(Last Updated On: April 29, 2020)
Chitosan-based composite hemostatic material :
Owing to the superior properties of hemostasis, antibacterial, anti inflammatory, wound healing, biocompatibility, biodegradability, and nontoxicity. Chitosan was expected to be an excellent hemostatic agent. Nevertheless, hemostatic materials with chitosan alone have limited hemostatic effects, To improve the hemostatic performance, Chitosan-based composite material has been prepared by blending chitosan with other functional components. which can act synergistically to realize fast and effective hemostasis As chitosan can be easily processed into various forms chitosan-based composite materials have been made into various forms of sponges, films, hydrogel particles, and fibers. In recent days more and more chitosan-based materials have been developed.
A. Chitosan-based composite hemostatic films: In recent years chitosan and gelatin have been generally used as hemostatic dressings. Chitosan is an abundant natural alkaline polysaccharide that can accelerate blood coagulation and facilitate tissue growth and wound healing. Gelatin is a macromolecular hydrophilic colloid obtained by partial hydrolysis of collagen and has been widely used in food cosmetics and medicine with other fields due to its unique physicochemical properties. Preparation of ibuprofen chitosan/gelatin composite films using the solvent casting method The results indicate that the amount of chitosan in the composite films directly affected the tensile strength and the elongation at break.
B. Chitosan-based composite hemostatic sponges. As promising biomaterials for hemostasis, biodegradable sponges have been clinically required in the last decade.
With the development of medical services, the requirement of hemostatic materials are increasing. It is of great significance to fabricate fast efficient safe and ready to carry novel hemostatic materials.
Thus it is necessary to study the hemostatic mechanism systematically and synergistic effects of chitosan and chitosan-based hemostatic materials. Various hemostatic materials with different homeostatic mechanisms may be incorporated together to give full play to advantages of different materials, increase hemostatic pathways, accelerate the hemostatic speed, and eventually achieve fast hemostasis. Meanwhile, the hemostatic effects of hemostasis vary with their forms. The forms of chitosan-based composite material can be optimized to obtain fast hemostasis Meanwhile the hemostatic effects of hemostats vary with their forms. The form od chitosan-based composite materials can be blended with other functional components such as pain-relieving anti-inflammatory wound healing materials to obtain chitosan-based multifunctional composite hemostatic materials.

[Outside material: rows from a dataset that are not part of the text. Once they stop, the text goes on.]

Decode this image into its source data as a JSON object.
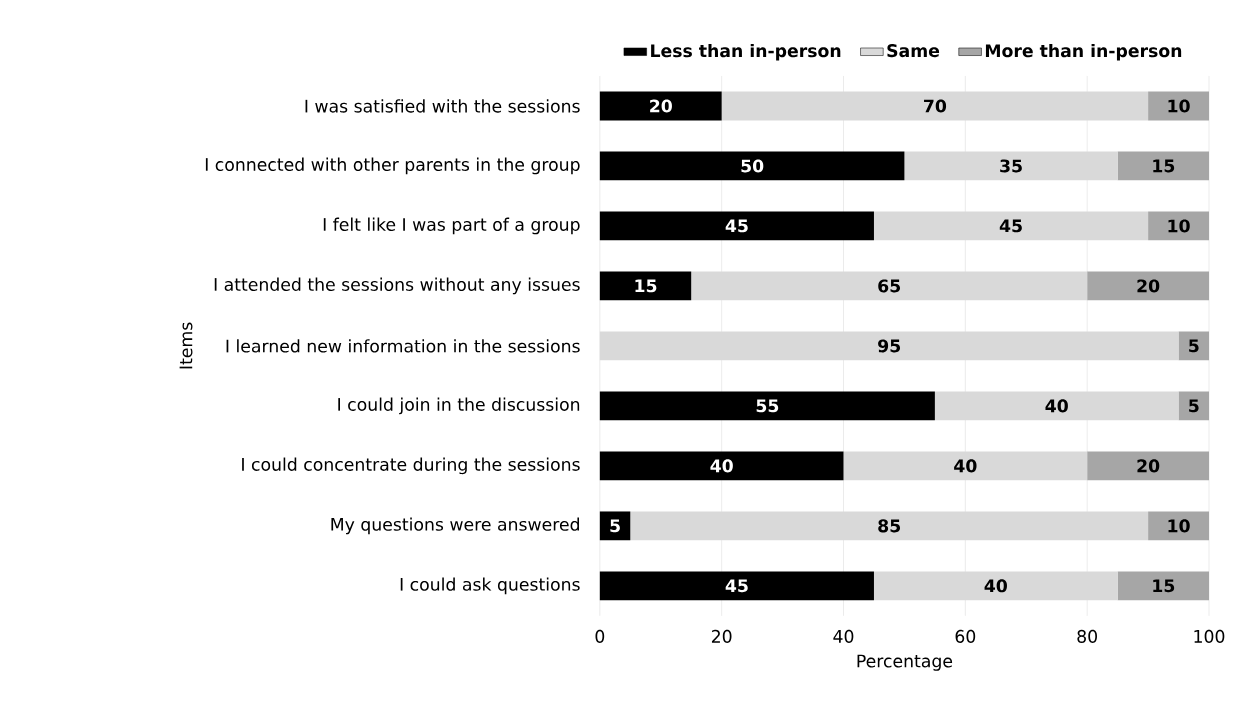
{
  "chart_data": {
    "type": "bar",
    "orientation": "horizontal",
    "stacked": true,
    "xlabel": "Percentage",
    "ylabel": "Items",
    "categories": [
      "I was satisfied with the sessions",
      "I connected with other parents in the group",
      "I felt like I was part of a group",
      "I attended the sessions without any issues",
      "I learned new information in the sessions",
      "I could join in the discussion",
      "I could concentrate during the sessions",
      "My questions were answered",
      "I could ask questions"
    ],
    "series": [
      {
        "name": "Less than in-person",
        "color": "#000000",
        "values": [
          20,
          50,
          45,
          15,
          0,
          55,
          40,
          5,
          45
        ],
        "value_labels": [
          "20",
          "50",
          "45",
          "15",
          null,
          "55",
          "40",
          "5",
          "45"
        ]
      },
      {
        "name": "Same",
        "color": "#d9d9d9",
        "values": [
          70,
          35,
          45,
          65,
          95,
          40,
          40,
          85,
          40
        ],
        "value_labels": [
          "70",
          "35",
          "45",
          "65",
          "95",
          "40",
          "40",
          "85",
          "40"
        ]
      },
      {
        "name": "More than in-person",
        "color": "#a6a6a6",
        "values": [
          10,
          15,
          10,
          20,
          5,
          5,
          20,
          10,
          15
        ],
        "value_labels": [
          "10",
          "15",
          "10",
          "20",
          "5",
          "5",
          "20",
          "10",
          "15"
        ]
      }
    ],
    "xlim": [
      0,
      100
    ],
    "xticks": [
      0,
      20,
      40,
      60,
      80,
      100
    ],
    "grid": "x",
    "legend": "top"
  }
}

The liver is the most commonly injured abdominal organ causing hemorrhagic death and the most frequent source of uncontrolled hemorrhage requiring reoperation .. Grade 5 hepatic injuries are classified by the liver injury scale of the American Association for the surgery of trauma involve extensive parenchymal damage combined with a major vascular laceration. Most reported mortality rates for these injuries are greater than 60 %. currently the most effective measures and method for treating grade 5 liver injuries to be packing abdomen with gauze sponges to achieve tamponade for reopening of the packing removal at a later time.
An effective hemostatic dressing could augment correct methods for control of this severe form of hemorrhage. Recently a freeze-dried chitosan-based dressing has been developed. The chitosan dressing has been designed to develop the mucoadhesive surface density and structural integrity of chitosan at the site of injury. Using the model of severe hepatic trauma and vascular injury in the spine we examined the effect of free dried chitosan-based dressing on blood loos and short term survival. Post-treatment blood loss was significantly reduced in the chitosan dressing group. In previous studies using chitosan as hemostatic agents topical applied liquid chitosan with normal hemostatic function with impaired platelet function and impaired blood coagulation.
Liquid chitosan was used to control the diffuse capillary bleeding in brain tissue in the feline model. Microcrystalline chitosan has been used for sealing arterial puncture sites after catheterization. Other chitosan and chitin have been formed into thin sheets and used for hemostats. An 80 % chitosan membrane reduced bleeding after visceral and parietal peritoneal abrasion. More recently fully acetylated chitin sheets shortened time to hemostats compared with commercially available absorbable collagen and oxidized cellulose hemostatic products in deep laceration of spleen of siwn model. So hemostatic activity of chitosan is great as compared to steroids which caused various side effects such as dizziness.